Heavily produced by arbuscular mycorrhizal fungi, glomalin is the glue that creates soil structure.

One of the great benefits of arbuscular mycorrhizal fungi (AMF), together with its army of associated microbes, is that it can build soil structure like nothing else.

It does this with a compound it manufactures called glomalin, only discovered in 1996 by ARS soil scientist Sara Wright. It is a carbohydrate-based "soil glue" that contains 30-40% carbon. Glomalin is the substance that creates clumps of soil granules called aggregates. These are what add structure to healthy soil. They also keep other stored soil carbon from escaping.

Technically, glomalin is considered a glycoprotein, which stores carbon in both its protein and carbohydrate (glucose or sugar) subunits. Because it stores so much carbon, glomalin is increasingly being included in studies of carbon storage and soil quality.

Recently, researchers have discovered some soil microbes also produce compounds similar to glomalin. That information is hard to track down, but the news implies complexity of life continues to have high value.

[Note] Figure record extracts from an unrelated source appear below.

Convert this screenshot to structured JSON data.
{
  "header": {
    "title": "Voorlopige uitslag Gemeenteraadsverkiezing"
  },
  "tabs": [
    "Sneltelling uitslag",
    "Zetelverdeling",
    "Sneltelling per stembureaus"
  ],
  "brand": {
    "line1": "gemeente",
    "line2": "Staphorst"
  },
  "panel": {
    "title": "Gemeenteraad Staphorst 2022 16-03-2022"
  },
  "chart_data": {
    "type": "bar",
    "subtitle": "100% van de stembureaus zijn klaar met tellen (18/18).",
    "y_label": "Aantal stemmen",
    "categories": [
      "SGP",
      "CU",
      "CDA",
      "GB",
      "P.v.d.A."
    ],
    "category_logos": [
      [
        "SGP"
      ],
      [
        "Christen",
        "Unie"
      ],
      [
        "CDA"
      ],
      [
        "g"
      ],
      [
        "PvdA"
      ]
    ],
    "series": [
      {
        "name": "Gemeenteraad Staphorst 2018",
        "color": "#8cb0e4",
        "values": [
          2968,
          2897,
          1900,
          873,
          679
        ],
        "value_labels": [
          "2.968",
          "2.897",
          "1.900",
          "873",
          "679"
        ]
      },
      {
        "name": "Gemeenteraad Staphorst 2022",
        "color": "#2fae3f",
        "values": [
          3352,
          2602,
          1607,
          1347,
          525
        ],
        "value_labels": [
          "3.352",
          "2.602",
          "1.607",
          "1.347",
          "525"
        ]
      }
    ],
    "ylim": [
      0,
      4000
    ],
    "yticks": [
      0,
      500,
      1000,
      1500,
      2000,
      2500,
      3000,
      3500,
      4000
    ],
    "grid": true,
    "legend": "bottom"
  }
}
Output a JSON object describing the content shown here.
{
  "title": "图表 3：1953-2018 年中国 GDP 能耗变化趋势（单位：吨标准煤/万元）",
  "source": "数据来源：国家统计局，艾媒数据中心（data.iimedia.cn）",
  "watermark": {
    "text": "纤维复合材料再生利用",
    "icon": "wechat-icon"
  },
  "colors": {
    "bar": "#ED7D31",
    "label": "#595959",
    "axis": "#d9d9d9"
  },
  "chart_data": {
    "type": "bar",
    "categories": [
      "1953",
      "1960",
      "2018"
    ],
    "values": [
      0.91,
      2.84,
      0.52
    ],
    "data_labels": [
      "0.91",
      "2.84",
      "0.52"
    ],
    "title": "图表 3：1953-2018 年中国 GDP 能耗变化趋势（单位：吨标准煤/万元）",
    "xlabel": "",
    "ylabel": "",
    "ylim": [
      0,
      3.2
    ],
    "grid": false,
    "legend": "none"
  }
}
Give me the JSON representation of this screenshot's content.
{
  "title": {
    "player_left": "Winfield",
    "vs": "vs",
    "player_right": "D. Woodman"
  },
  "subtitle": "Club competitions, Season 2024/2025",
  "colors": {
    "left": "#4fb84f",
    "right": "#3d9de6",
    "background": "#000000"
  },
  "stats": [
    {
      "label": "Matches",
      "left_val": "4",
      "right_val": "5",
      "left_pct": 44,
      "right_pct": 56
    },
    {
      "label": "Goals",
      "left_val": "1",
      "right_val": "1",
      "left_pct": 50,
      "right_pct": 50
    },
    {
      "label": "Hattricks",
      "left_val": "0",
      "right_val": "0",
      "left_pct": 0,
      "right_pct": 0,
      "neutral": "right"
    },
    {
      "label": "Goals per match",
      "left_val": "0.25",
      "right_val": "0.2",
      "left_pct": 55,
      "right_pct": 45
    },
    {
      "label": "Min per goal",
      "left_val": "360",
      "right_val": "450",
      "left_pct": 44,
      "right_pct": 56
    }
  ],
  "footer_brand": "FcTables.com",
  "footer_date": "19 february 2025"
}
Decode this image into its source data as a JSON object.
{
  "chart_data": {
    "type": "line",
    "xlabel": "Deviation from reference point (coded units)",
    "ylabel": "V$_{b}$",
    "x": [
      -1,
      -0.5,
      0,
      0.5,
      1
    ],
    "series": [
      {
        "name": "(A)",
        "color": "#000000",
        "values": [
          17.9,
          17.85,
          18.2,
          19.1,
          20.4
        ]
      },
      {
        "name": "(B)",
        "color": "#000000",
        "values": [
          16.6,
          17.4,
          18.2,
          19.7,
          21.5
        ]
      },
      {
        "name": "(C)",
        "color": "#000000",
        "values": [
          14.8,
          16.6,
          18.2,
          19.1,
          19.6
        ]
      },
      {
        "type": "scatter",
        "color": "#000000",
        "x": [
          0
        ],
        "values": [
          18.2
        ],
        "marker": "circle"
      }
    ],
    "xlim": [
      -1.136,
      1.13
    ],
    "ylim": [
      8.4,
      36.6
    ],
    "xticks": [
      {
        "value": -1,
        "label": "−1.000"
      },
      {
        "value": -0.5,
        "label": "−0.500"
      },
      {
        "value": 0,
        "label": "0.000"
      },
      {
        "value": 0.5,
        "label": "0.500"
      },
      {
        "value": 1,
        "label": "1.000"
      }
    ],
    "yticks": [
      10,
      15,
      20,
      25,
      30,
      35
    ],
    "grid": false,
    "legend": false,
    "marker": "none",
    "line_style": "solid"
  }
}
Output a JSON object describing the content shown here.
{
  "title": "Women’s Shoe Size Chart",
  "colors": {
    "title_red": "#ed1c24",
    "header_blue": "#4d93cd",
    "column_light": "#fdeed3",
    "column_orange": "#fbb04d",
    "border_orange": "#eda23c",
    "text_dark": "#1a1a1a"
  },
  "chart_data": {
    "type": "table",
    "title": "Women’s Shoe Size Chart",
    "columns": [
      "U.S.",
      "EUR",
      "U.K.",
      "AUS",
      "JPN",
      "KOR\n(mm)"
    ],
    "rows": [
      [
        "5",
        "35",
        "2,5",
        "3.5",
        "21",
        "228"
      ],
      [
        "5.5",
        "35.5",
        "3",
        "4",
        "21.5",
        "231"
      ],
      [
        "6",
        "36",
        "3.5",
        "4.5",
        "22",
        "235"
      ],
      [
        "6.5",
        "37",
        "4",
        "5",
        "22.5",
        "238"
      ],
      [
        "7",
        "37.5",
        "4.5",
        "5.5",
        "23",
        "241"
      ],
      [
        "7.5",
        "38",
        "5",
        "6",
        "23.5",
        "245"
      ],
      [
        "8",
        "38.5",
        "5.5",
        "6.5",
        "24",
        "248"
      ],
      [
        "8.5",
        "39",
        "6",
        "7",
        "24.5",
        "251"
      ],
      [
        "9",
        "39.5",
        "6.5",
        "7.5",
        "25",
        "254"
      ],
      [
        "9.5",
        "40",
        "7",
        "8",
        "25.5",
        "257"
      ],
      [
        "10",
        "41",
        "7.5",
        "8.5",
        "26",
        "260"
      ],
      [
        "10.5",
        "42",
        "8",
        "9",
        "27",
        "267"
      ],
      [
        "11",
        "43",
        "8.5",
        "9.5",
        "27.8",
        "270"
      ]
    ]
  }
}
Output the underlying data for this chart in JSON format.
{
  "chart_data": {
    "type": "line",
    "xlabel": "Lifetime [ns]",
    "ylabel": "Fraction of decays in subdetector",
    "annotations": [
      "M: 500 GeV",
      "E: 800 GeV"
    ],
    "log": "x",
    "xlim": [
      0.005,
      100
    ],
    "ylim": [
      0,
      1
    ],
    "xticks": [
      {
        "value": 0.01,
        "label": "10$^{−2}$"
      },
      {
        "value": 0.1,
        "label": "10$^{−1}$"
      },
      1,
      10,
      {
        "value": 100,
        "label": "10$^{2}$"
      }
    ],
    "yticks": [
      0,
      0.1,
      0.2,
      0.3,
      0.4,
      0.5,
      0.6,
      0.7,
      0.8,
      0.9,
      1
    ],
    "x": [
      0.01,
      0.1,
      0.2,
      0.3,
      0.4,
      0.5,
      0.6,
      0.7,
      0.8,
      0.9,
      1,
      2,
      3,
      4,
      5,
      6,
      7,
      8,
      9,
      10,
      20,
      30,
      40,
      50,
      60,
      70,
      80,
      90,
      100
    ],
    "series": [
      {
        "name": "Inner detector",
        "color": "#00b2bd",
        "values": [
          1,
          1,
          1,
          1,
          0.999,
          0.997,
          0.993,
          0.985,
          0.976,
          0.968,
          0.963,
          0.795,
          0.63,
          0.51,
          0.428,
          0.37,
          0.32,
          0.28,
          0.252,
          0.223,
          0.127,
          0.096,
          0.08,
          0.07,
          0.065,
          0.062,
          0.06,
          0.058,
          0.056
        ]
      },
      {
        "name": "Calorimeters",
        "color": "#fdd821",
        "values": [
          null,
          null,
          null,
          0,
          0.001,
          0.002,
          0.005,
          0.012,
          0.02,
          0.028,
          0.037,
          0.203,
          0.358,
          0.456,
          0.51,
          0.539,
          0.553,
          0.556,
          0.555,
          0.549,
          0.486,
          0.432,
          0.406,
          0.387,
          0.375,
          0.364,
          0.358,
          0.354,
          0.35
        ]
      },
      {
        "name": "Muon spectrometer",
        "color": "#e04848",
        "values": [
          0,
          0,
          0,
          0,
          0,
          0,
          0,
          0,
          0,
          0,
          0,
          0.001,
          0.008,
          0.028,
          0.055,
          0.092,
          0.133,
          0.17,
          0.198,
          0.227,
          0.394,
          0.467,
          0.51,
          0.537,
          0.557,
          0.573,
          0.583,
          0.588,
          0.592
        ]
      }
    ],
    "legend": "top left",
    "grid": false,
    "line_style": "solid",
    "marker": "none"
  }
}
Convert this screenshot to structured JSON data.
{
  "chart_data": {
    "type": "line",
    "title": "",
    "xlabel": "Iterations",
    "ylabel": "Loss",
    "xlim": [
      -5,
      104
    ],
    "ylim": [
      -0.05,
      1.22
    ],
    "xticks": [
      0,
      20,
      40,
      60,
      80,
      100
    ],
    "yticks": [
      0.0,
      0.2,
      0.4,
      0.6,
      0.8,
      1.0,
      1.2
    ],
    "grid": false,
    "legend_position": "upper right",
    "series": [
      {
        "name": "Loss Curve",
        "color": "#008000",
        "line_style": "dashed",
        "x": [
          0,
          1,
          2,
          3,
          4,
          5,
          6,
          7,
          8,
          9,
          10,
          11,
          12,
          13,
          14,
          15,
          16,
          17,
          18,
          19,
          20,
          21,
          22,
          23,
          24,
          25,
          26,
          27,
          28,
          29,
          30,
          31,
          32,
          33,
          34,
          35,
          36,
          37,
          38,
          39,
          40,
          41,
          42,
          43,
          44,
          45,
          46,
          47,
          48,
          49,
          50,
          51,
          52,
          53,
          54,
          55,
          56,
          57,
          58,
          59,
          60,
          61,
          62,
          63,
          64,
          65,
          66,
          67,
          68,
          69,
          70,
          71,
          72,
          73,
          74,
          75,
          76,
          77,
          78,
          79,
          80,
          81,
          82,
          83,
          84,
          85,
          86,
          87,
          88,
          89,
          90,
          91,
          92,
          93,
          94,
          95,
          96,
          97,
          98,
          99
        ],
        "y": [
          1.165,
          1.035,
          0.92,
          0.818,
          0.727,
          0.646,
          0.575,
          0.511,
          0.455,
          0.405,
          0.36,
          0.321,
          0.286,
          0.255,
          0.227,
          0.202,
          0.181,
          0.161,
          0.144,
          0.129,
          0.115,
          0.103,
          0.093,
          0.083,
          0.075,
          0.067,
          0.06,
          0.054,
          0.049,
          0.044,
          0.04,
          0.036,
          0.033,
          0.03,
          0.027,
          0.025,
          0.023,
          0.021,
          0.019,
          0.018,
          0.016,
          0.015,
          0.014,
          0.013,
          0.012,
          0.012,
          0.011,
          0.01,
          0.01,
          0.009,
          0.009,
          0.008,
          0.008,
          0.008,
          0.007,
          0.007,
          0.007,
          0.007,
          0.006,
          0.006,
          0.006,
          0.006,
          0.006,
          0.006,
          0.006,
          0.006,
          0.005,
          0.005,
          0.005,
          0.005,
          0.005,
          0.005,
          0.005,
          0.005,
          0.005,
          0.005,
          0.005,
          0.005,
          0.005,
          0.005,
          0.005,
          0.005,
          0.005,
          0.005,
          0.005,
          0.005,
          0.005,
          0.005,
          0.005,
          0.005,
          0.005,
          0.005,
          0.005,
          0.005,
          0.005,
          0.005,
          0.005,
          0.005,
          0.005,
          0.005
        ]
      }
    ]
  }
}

Further, scientists have found glomalin weighs from 2 to 24 times more than humic acid, which is the byproduct of decaying plants that once was thought to be the main contributor to soil carbon storage. Now scientists say humic acid contributes only about 8% of soil carbon.

Glomalin is an amazing material scientists say is actually difficult to break down. AMF produce glomalin to coat hyphae to keep water and nutrients from getting lost on the way to and from the plant.

Glomalin is extremely “tough”. It is resistant to microbial decay (lasting at least 10 to 50 years) and does not dissolve easily in water. Glomalin is soluble at high temperatures (250 degrees F). These properties make it a good protector of hyphae and soil aggregates.

When a hypha stops transporting nutrients, scientists think glomalin sloughs off onto surrounding soil particles. Hundreds of meters of hyphae can grow throughout a small sample of soil, resulting in the production of huge amounts of glomalin, therefore very stable, erosion-resistant soil.

One recent study helps show the importance of management to develop more glomalin.


Data from this study shows how lack of tillage can improve production of glomalin and, of course, increase soil stability. It could not match the level of glomalin or soil stability in nearby grass.

Glomalin concentration and aggregate stability were examined through three years during conversion from conventional tillage (P-T) to no-till (N-T) corn. Researchers also compared this with a perennial grass that grew undisturbed for 15 years as a buffer around the plots.

They say increases in soil stability and glomalin formations yearly. Yet in three years neither had approached what they found in the undisturbed grass.

This shows two things:

1. Glomalin and soil stability increase slowly over time with improved soil management.

2. The agent of glomalin formation -- arbuscular mycorrhizal fungi -- forms slowly over time with improved soil management.

Note in the chart there was no increase in glomalin or soil aggregate formation in the plowed field plots.

Higher levels of glomalin give greater water infiltration, more permeability to air, better root development, higher microbial activity, resistance to surface sealing (crusts) and to erosion (wind/water).